All primary chemical bonds inherently weaken under increasing tension. Interestingly, nature is able to combine such bonds into protein complexes that accomplish the opposite behavior: they strengthen with increasing tensional force. These complexes known as catch bonds are increasingly considered a general feature in biological systems subjected to mechanical stress. Despite their prevalence in nature however, no truly synthetic realizations of catch bonds have been accomplished so far, as it is a profound challenge to synthetically mimic the allosteric mechanisms employed by protein catch bonds. In this work we propose a computational model that shows how a synthetic catch bond could be accomplished with the help of existing supramolecular motifs and mechanophores, each of which individually act as slip bonds. This model allows us to identify the limits of catch bonding in terms of a number of experimentally measurable parameters. This knowledge could be used to suggest potential molecular candidates, thereby providing a foothold in the ongoing pursuit to realize synthetic catch bonds.

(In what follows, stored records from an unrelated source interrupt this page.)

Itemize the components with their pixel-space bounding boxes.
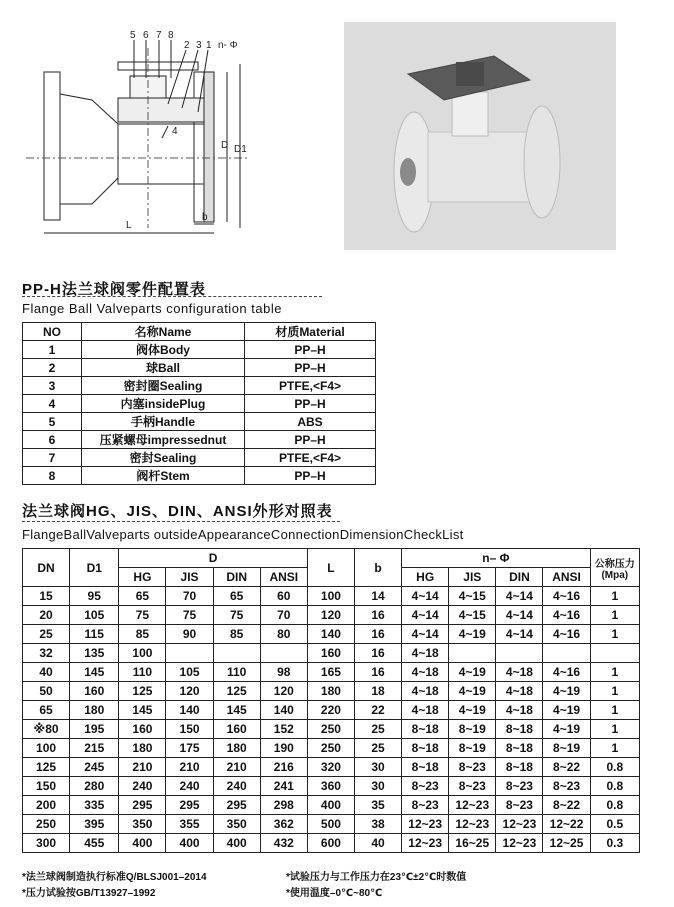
cell-d1: 395 <box>70 815 119 834</box>
cell-d-jis <box>166 644 213 663</box>
table-header-row <box>23 323 376 341</box>
cell-b: 16 <box>354 644 401 663</box>
cell-l: 360 <box>307 777 354 796</box>
cell-nphi-ansi <box>543 644 590 663</box>
cell-nphi-hg: 12~23 <box>402 815 449 834</box>
dimension-title-cn: 法兰球阀HG、JIS、DIN、ANSI外形对照表 <box>22 503 333 520</box>
table-row <box>23 467 376 485</box>
cell-pressure: 0.8 <box>590 777 639 796</box>
header-l: L <box>307 549 354 587</box>
cell-pressure: 0.8 <box>590 758 639 777</box>
label-D1: D1 <box>234 144 247 155</box>
cell-d1: 245 <box>70 758 119 777</box>
cell-no: 7 <box>23 449 82 467</box>
cell-d1: 135 <box>70 644 119 663</box>
cell-d-jis: 105 <box>166 663 213 682</box>
header-material: 材质Material <box>245 323 376 341</box>
left-flange <box>44 72 60 220</box>
cell-dn: 100 <box>23 739 70 758</box>
cell-d-ansi: 70 <box>260 606 307 625</box>
part-number-4: 4 <box>172 126 178 137</box>
label-n-phi: n- Φ <box>218 40 238 51</box>
table-row <box>23 815 640 834</box>
cell-d-hg: 75 <box>119 606 166 625</box>
table-row <box>23 739 640 758</box>
cell-nphi-ansi: 8~23 <box>543 777 590 796</box>
cell-nphi-jis: 4~15 <box>449 606 496 625</box>
cell-no: 2 <box>23 359 82 377</box>
cell-b: 30 <box>354 777 401 796</box>
header-nphi-ansi: ANSI <box>543 568 590 587</box>
table-row <box>23 644 640 663</box>
cell-dn: 250 <box>23 815 70 834</box>
cell-d-jis: 140 <box>166 701 213 720</box>
cell-d-hg: 350 <box>119 815 166 834</box>
cell-d-hg: 295 <box>119 796 166 815</box>
cell-b: 40 <box>354 834 401 853</box>
cell-material: PTFE,<F4> <box>245 377 376 395</box>
cell-nphi-jis: 4~19 <box>449 625 496 644</box>
cell-dn: 20 <box>23 606 70 625</box>
cell-b: 38 <box>354 815 401 834</box>
cell-nphi-ansi: 8~22 <box>543 758 590 777</box>
cell-nphi-jis: 12~23 <box>449 796 496 815</box>
config-title-en: Flange Ball Valveparts configuration table <box>22 301 282 316</box>
cell-name: 球Ball <box>82 359 245 377</box>
valve-body <box>118 124 204 184</box>
cell-no: 6 <box>23 431 82 449</box>
cell-l: 250 <box>307 739 354 758</box>
cell-dn: 15 <box>23 587 70 606</box>
cell-material: PP–H <box>245 467 376 485</box>
header-d1: D1 <box>70 549 119 587</box>
cell-d-hg: 125 <box>119 682 166 701</box>
cell-d-jis: 400 <box>166 834 213 853</box>
cell-material: PP–H <box>245 341 376 359</box>
part-number-5: 5 <box>130 30 136 41</box>
table-row <box>23 758 640 777</box>
cell-nphi-din: 8~18 <box>496 720 543 739</box>
cell-dn: 40 <box>23 663 70 682</box>
cell-d-jis: 210 <box>166 758 213 777</box>
cell-nphi-ansi: 4~16 <box>543 606 590 625</box>
cell-nphi-ansi: 4~16 <box>543 663 590 682</box>
cell-nphi-hg: 4~14 <box>402 625 449 644</box>
header-nphi-din: DIN <box>496 568 543 587</box>
cell-b: 25 <box>354 720 401 739</box>
header-dn: DN <box>23 549 70 587</box>
cell-d-jis: 90 <box>166 625 213 644</box>
part-number-3: 3 <box>196 40 202 51</box>
cell-d-din: 125 <box>213 682 260 701</box>
cell-name: 手柄Handle <box>82 413 245 431</box>
cell-nphi-jis: 4~15 <box>449 587 496 606</box>
header-d-jis: JIS <box>166 568 213 587</box>
cell-nphi-din <box>496 644 543 663</box>
cell-nphi-din: 4~14 <box>496 606 543 625</box>
table-row <box>23 587 640 606</box>
label-L: L <box>126 220 132 231</box>
cell-nphi-ansi: 4~16 <box>543 625 590 644</box>
cell-name: 阀杆Stem <box>82 467 245 485</box>
cell-d-din: 145 <box>213 701 260 720</box>
cell-nphi-jis: 8~23 <box>449 777 496 796</box>
cell-d1: 95 <box>70 587 119 606</box>
table-row <box>23 663 640 682</box>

随着张力的增加，所有主要的化学键都会固有地减弱。有趣的是，自然界能够将这些键结合成蛋白质复合物，从而完成相反的行为：它们随着张力的增加而增强。这些被称为捕捉键的络合物越来越多地被认为是遭受机械应力的生物系统的普遍特征。尽管它们在自然界中很盛行，但是到目前为止，还没有真正实现合成的捕获键，因为合成模拟蛋白捕获键所采用的变构机制是一个严峻的挑战。在这项工作中，我们提出了一个计算模型，该模型显示了如何利用现有的超分子基序和机制来完成合成的捕获键，它们各自分别充当滑键。该模型使我们能够根据许多实验可测量的参数来识别捕获键的极限。该知识可用于建议潜在的分子候选物，从而为实现合成捕获键的持续努力提供立足点。